From an ethical perspective, should I go for platinum or gold?
September 15, 2006 1:45 AM   Subscribe

Gold has all sorts of ethical problems, but I have not heard anything about platinum. Is this just because it is rarer and more expensive (so I'm unlikely to come across it), or is it actually a morally better choice?
posted by handee to Shopping (6 answers total) 1 user marked this as a favorite
It depends if environmental damage is considered an ethical problem. My dad runs an environmental consultancy in South Africa, and a big chunk of their work over the past 20 years has been for Richards Bay Minerals, who open-cast mine for platinum in the dune areas of around Richard's Bay in northern KwaZulu-Natal. This means ripping up an awful lot of dune forest to sift through the sand for bits of platinum - but this company at least does seem to do their best to put things right afterwards.
posted by Flashman at 4:21 AM on September 15, 2006

Actually scratch all of the above - it's titanium that RBM dig for ...duh, sorry. Not sure then where platinum comes from..
posted by Flashman at 4:24 AM on September 15, 2006

Most platinum is from Russia, followed by South Africa, the US, Canada and Zimbabwe. That is to say, much the same countries that mine gold. The refining process seems about as alarming as that of gold, and indeed gold is a by-product of the process. Not sure what your ethical issues are - environmental, political? Platinum may be problematic for you either way.
posted by IndigoJones at 5:28 AM on September 15, 2006

Gold has all sorts of ethical problems....

True, but no more than any natural resource, and far fewer than others (think "coal" or "diamonds".)

Platinum is better at something things -- it can handle high temperatures, and as a catalyst, it has made the air around the US vastly cleaner (Catalyitic Converters in cars use Pt meshes as a catalyst.) As part of the cisplantin compounds, it's one of the major cancer therapies.

As jewlery? Well, it's more wear resistant than gold, but it's silvery. It's value is almost all in the rarity of the metal, there's lots of silvery metals that look nice when you polish them. Platinum does have the advantage that, like gold, it doesn't tarnish in air, but sulfur compounds will tarnish it, so if you work downwind of the local coal powerplant, you might have issues.

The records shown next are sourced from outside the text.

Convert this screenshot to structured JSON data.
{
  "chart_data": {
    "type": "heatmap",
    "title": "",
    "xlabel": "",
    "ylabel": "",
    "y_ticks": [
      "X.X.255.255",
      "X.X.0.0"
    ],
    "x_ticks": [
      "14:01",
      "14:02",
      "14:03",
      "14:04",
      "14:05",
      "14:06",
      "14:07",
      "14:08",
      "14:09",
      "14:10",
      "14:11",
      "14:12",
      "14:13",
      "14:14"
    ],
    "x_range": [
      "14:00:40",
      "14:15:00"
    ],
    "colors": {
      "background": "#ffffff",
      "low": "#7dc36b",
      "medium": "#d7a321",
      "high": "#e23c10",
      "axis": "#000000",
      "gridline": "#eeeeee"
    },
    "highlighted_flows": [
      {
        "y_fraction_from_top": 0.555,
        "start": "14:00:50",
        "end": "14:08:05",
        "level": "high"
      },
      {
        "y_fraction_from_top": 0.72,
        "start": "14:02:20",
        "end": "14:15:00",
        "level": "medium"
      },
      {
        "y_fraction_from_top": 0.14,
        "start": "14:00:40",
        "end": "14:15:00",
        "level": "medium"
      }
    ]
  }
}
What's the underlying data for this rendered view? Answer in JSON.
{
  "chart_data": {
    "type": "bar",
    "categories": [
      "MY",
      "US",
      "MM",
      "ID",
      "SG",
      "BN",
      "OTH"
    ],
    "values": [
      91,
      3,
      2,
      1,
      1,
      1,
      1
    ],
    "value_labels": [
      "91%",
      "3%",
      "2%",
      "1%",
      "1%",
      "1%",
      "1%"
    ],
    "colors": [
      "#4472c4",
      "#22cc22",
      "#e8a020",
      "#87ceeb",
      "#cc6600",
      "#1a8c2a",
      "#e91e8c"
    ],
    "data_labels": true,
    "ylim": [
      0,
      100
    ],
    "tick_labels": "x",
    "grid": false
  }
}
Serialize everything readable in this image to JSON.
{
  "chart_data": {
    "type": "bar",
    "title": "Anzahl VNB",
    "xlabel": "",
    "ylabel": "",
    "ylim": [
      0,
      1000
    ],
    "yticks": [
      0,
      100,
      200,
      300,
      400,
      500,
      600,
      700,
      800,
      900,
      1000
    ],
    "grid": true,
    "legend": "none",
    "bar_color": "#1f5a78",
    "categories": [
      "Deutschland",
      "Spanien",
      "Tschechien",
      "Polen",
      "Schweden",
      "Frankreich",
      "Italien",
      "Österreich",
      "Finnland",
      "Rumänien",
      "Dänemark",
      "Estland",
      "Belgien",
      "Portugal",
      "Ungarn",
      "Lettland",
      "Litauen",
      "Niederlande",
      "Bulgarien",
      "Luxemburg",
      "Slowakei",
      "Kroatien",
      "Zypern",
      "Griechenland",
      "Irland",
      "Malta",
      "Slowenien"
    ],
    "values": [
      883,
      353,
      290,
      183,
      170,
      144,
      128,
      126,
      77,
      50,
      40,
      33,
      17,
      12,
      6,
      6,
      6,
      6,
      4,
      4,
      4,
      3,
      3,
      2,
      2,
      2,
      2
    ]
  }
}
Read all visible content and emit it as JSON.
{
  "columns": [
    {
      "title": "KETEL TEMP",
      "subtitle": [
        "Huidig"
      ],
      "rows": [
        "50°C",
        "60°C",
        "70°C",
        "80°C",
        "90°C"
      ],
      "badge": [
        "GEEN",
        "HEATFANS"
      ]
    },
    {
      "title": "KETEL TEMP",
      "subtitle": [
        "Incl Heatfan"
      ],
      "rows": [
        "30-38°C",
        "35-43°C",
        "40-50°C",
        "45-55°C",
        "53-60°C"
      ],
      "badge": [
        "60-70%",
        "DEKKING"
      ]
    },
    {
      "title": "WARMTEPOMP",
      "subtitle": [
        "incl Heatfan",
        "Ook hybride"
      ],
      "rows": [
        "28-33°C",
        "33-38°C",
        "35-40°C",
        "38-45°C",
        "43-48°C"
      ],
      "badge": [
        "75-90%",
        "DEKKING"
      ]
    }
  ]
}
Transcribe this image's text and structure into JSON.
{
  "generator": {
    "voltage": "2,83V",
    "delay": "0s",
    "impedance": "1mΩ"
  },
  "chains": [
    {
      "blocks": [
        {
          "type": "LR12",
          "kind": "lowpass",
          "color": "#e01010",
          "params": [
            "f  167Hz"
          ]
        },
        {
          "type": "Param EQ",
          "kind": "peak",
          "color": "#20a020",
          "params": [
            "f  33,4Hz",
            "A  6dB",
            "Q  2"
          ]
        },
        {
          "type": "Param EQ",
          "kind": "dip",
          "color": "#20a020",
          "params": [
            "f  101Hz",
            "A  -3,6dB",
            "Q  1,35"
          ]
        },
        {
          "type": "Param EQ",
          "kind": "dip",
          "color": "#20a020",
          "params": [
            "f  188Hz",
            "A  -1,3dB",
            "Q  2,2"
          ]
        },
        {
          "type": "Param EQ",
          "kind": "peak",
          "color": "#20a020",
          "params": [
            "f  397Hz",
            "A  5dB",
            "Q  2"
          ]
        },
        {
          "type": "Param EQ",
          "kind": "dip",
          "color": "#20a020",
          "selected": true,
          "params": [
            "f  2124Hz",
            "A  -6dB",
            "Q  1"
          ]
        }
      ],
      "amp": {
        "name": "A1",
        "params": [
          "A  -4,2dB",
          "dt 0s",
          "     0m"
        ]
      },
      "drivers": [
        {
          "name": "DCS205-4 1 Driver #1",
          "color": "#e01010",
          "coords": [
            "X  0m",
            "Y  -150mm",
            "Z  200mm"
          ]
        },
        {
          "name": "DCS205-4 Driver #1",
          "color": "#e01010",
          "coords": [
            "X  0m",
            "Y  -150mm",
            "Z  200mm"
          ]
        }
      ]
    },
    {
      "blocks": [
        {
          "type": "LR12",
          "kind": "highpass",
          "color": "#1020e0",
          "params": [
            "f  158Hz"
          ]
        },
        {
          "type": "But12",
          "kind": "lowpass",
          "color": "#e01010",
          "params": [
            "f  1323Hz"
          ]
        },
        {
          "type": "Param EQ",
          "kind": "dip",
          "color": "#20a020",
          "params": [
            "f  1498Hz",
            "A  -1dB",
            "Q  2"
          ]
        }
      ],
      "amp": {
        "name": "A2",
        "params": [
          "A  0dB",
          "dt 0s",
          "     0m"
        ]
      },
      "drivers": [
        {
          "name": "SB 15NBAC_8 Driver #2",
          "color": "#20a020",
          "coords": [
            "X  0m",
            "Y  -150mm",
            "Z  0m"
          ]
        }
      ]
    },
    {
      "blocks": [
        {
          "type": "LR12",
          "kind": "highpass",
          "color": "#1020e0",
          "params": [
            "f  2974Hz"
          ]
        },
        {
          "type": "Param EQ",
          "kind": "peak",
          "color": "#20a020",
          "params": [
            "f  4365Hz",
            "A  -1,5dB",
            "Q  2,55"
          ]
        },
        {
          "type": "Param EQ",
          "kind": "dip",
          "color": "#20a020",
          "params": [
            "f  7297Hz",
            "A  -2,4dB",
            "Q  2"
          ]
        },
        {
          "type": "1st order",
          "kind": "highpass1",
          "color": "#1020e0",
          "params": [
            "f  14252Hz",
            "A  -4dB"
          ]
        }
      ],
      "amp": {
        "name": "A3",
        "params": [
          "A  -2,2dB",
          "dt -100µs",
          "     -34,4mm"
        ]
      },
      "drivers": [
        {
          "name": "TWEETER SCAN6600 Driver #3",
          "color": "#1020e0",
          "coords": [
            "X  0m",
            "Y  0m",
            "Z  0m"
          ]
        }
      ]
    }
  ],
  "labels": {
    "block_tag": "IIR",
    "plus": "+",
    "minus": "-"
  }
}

The largest producer of Pt is South Africa, which, given the record it has with its gold, uranium and diamond mines, casts a pretty dark shadow. However, much of the Platinum we get here comes from Canada and the Western US.
posted by eriko at 5:43 AM on September 15, 2006

Response by poster: Thanks eriko and IndigoJones: that's the sort of information I'm after. I'm in the UK so SA or Russian platinum is more likely, I suspect.
posted by handee at 5:56 AM on September 15, 2006

If you're interested in jewelry, look into Tungsten or Tungsten Carbide. The former is about as dense as gold, the latter not quite so much but extremely hard. Neither is terribly expensive or ethically ambiguous.

If you want to make an investment, that's another matter. Why not put your money into the Grameen bank?